Injury to the lower brachial plexus, known as Klumpke palsy, occurs by a similar mechanism, that is, an abnormal widening of the angle between the upper extremity and the thorax. This may occur at obstetrical delivery by traction on the fetal head or when an individual reaches out to interrupt a fall. The roots from C8 and T1 and/or the inferior trunk are stretched or torn. Spinal cord segments C8 and T1 form the ulnar nerve and a significant portion of the median nerve. Most of the muscles of the anterior forearm are innervated by the median nerve (see Case 4) and will display weakness. Most of the muscles of the hand are innervated by the ulnar nerve. There will be loss of sensation along the median aspect of the arm, forearm, hypothenar eminence, and little finger (C8 and T1 dermatome).

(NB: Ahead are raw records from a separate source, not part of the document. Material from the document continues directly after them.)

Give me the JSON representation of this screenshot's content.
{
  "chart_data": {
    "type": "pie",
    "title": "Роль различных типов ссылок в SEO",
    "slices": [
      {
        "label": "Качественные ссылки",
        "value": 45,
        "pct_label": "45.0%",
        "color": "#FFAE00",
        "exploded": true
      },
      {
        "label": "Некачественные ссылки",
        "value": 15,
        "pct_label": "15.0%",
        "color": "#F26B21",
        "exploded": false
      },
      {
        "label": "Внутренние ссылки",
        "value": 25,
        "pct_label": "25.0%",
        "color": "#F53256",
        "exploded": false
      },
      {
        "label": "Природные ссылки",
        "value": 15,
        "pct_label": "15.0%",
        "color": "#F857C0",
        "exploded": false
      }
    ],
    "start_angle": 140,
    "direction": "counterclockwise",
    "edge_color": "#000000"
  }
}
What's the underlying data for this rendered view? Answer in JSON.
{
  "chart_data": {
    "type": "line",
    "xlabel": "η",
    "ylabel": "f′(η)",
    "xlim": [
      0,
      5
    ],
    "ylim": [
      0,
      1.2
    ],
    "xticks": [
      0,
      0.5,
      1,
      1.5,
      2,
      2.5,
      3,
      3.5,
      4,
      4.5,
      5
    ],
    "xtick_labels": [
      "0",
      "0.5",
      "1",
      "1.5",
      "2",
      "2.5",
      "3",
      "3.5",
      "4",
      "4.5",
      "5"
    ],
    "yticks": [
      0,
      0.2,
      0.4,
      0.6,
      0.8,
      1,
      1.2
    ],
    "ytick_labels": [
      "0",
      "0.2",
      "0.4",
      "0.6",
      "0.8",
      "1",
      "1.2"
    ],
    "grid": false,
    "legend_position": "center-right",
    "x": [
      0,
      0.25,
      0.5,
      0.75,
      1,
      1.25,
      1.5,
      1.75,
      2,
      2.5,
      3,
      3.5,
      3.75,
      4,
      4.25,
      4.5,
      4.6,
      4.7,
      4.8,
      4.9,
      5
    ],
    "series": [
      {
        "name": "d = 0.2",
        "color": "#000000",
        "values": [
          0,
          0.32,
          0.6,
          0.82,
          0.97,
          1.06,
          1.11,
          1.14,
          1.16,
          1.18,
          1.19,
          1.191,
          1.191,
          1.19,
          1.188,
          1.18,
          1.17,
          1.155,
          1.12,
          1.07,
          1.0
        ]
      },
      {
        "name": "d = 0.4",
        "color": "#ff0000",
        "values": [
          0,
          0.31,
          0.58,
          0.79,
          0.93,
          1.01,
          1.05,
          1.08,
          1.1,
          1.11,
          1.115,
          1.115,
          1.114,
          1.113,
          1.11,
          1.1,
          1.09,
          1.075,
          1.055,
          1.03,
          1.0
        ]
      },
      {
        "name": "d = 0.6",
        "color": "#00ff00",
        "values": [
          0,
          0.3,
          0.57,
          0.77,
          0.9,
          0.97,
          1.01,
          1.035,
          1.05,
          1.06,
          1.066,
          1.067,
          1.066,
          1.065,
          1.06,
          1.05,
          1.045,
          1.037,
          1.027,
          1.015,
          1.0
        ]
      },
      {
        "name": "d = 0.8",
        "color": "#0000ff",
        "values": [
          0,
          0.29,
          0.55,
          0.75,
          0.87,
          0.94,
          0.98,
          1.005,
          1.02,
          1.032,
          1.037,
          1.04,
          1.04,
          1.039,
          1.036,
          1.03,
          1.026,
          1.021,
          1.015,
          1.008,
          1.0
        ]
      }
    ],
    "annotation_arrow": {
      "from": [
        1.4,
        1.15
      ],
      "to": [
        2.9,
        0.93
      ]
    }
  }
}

Compression of the brachial plexus cords may occur with prolonged hyperabduction during performance of overhead tasks. The hyperabduction syndrome of pain down the arm, paresthesia, hand weakness, and skin redness may result from compression of the cords between the coracoid process and pectoralis minor. An axillary-type crutch that is too long can compress the posterior cord, leading to radial nerve palsy.

COMPREHENSION QUESTIONS

1.1 A 12-year-old boy is diagnosed with an upper brachial plexus injury after falling from a tree. He presents with his right upper arm lying limp at his side because of loss of abduction. Which of the following muscles are primarily responsible for abduction of the arm at the shoulder?
A. Deltoid and biceps brachii
B. Deltoid and supraspinatus
C. Deltoid and infraspinatus
D. Supraspinatus and infraspinatus
E. Coracobrachialis and supraspinatus

1.2 Injury to the lateral cord of the brachial plexus will also injure its continuation, the musculocutaneous nerve. Which of the following findings would you observe in a patient with this injury?
A. Weakness of abduction of the arm at the shoulder
B. Weakness of adduction of the arm at the shoulder
C. Weakness of extension of the forearm at the elbow
D. Weakness of flexion of the forearm at the elbow
E. Weakness of supination of the forearm and hand

1.3 A 22-year-old man is brought into the emergency department with a knife injury to the axilla. The physician suspects injury to the lower brachial plexus. Which of the following nerves will most likely be affected?
A. Axillary
B. Musculocutaneous
C. Vagus
D. Radial
E. Ulnar

ANSWERS

1.1 B. The deltoid and supraspinatus muscles, which are innervated by the axillary and suprascapular nerves, respectively, are the primary abductors of the arm at the shoulder.
1.2 D. Injury to the musculocutaneous nerve will result in loss or weakness of flexion at the elbow due to paralysis of the biceps brachii and brachialis muscles.
1.3 E. The C8 and T1 portions of the lower brachial plexus make up the majority of the ulnar nerve.

ANATOMY PEARLS
 Widening of the angle between the neck and shoulder may stretch the C5 and C6 roots and/or superior trunk, thereby damaging the axillary, musculocutaneous, and suprascapular nerves.
 An upper plexus injury results in Erb palsy (or Duchenne-Erb paralysis), which is characterized by an adducted and medially rotated arm, extended elbow, and pronated hand (waiter’s tip sign).
 The axillary nerve is at risk for fracture of the surgical neck of the humerus.
 The musculocutaneous nerve supplies all the muscles of the anterior compartment of the arm.
 An abnormal increase in the angle between the upper limb and the thorax and/or severe abduction traction may stretch the C8 and T1 roots and/or the inferior trunk and, hence, affect the ulnar and median nerves.
 A lower plexus injury may result in Klumpke palsy, which is characterized primarily by signs of ulnar nerve damage (claw hand).
 The ulnar nerve innervates all except five muscles of the hand: the three thenar muscles and the lumbricalis muscles to the index and middle fingers. In ulnar nerve palsies, the patent is unable to abduct and adduct the fingers.
 A posterior cord injury results in signs of radial nerve damage (wrist drop).

References

Gilroy WM, MacPherson BR, Ross LM. Atlas of Anatomy, 2nd ed. New York, NY: Thieme Medical Publishers; 2012:348−349, 352−357. 

Moore KL, Dalley AF, Agur AMR. Clinically Oriented Anatomy, 7th ed. Baltimore, MD: Lippincott Williams & Wilkins; 2014:704−706, 721−726, 729−730. 

Netter FH. Atlas of Human Anatomy, 6th ed. Philadelphia, PA: Saunders, 2014: plates 416, 460, 461.